Gold and silver exchange-traded funds (ETFs) experienced a significant downturn on June 25, with prices sliding over 3% as both domestic and global bullion markets corrected sharply. This selloff, however, is being interpreted by market experts as a "volatility reset" rather than a fundamental collapse in the long-term investment case for precious metals.
Precious Metals ETFs See Steep Declines
Silver-backed ETFs bore the brunt of the market correction, plunging by nearly 3.81%. Specific funds like Nippon India Silver ETF (SilverBeES) dropped to Rs 205.23, while ICICI Prudential Silver ETF and SBI Silver ETF saw similar declines.
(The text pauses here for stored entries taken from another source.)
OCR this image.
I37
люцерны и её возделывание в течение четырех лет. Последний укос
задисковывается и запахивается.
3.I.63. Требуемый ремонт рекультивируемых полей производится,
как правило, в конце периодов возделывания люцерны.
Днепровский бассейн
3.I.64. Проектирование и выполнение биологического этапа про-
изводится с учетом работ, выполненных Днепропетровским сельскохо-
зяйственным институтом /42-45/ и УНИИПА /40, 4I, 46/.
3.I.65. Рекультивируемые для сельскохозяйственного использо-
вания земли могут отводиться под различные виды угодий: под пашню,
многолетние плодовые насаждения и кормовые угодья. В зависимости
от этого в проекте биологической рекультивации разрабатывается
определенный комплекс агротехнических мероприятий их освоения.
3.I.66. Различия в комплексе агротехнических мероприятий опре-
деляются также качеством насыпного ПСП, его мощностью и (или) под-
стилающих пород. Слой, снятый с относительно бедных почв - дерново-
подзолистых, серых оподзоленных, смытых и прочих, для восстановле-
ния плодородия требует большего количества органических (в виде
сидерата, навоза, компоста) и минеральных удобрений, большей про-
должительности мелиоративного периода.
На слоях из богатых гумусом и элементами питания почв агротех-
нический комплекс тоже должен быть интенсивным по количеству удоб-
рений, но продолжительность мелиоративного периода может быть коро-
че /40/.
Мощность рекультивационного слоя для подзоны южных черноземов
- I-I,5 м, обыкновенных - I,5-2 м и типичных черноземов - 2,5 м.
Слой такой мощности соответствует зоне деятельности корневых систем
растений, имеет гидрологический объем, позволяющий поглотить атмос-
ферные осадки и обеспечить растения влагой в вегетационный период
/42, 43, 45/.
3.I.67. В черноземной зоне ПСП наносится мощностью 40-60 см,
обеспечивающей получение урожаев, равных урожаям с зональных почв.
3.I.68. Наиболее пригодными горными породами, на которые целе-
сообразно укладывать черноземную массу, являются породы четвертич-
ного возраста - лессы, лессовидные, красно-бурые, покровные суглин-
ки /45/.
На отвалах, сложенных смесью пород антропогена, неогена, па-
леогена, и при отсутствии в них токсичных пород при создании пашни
Gold ETFs also traded lower, though their losses were comparatively milder, averaging around 2.0-2.7% across major schemes such as BNP Paribas Gold ETF, Kotak Gold ETF, and ICICI Prudential Gold ETF.
Factors Driving the Selloff
Analysts point to several key macroeconomic factors contributing to the decline. A strengthening US dollar, coupled with rising expectations for interest rate hikes by the US Federal Reserve, has reduced the appeal of non-yielding assets like gold and silver. Furthermore, the unwinding of safe-haven positions, which had accumulated during earlier periods of market uncertainty, also contributed to the selling pressure.
Harshal Dasani, Business Head at INVasset PMS, commented on the situation, stating, "The correction in gold and silver ETFs is not just a bullion price move; it is a reset in the rate trade. Precious metals are reacting to a stronger dollar, rising US rate-hike expectations, and the unwind of crowded safe-haven positions after a sharp rally earlier in the cycle."
Domestic and International Bullion Prices Tumble
The weakness in ETF prices directly tracked a sharp decline in bullion on the Multi Commodity Exchange (MCX). Silver futures contracts saw extreme volatility, initially plunging by nearly Rs 3,000 per kg before recovering some ground. Despite the rebound, silver prices had fallen by approximately Rs 17,000 per kg over the first four trading sessions of the week.
Gold futures also opened significantly lower, with the August contract briefly slipping to Rs 1,40,543 per 10 grams before recovering to trade closer to Rs 1,42,000. This domestic weakness mirrored trends in international markets, where spot gold extended losses after breaking below the $4,000-an-ounce mark for the first time in seven months.
Silver's Amplified Volatility
Dasani highlighted silver's particular vulnerability during this period. "Gold ETFs have corrected, but silver ETFs have underperformed because silver is a higher-beta metal. It carries both precious-metal demand and industrial-demand expectations, so when liquidity tightens and risk appetite fades, the fall is sharper," he explained.
Long-Term Outlook vs. Short-Term Volatility
Despite the recent dips, experts advise investors to differentiate between short-term market fluctuations and the long-term strategic role of precious metals in a diversified portfolio. "For Indian portfolios, this does not break the strategic case for gold. Gold still has a role as a currency hedge, geopolitical hedge, and portfolio diversifier," Dasani emphasized.
He cautioned that while gold remains a "cleaner defensive allocation," silver requires more discipline due to its amplified movements. "Silver can deliver sharper upside in a reflation cycle, but in a dollar-led tightening scare, it will also correct harder. This is a volatility reset, not a collapse in the long-term bullion thesis," Dasani concluded, urging investors to separate allocation from momentum.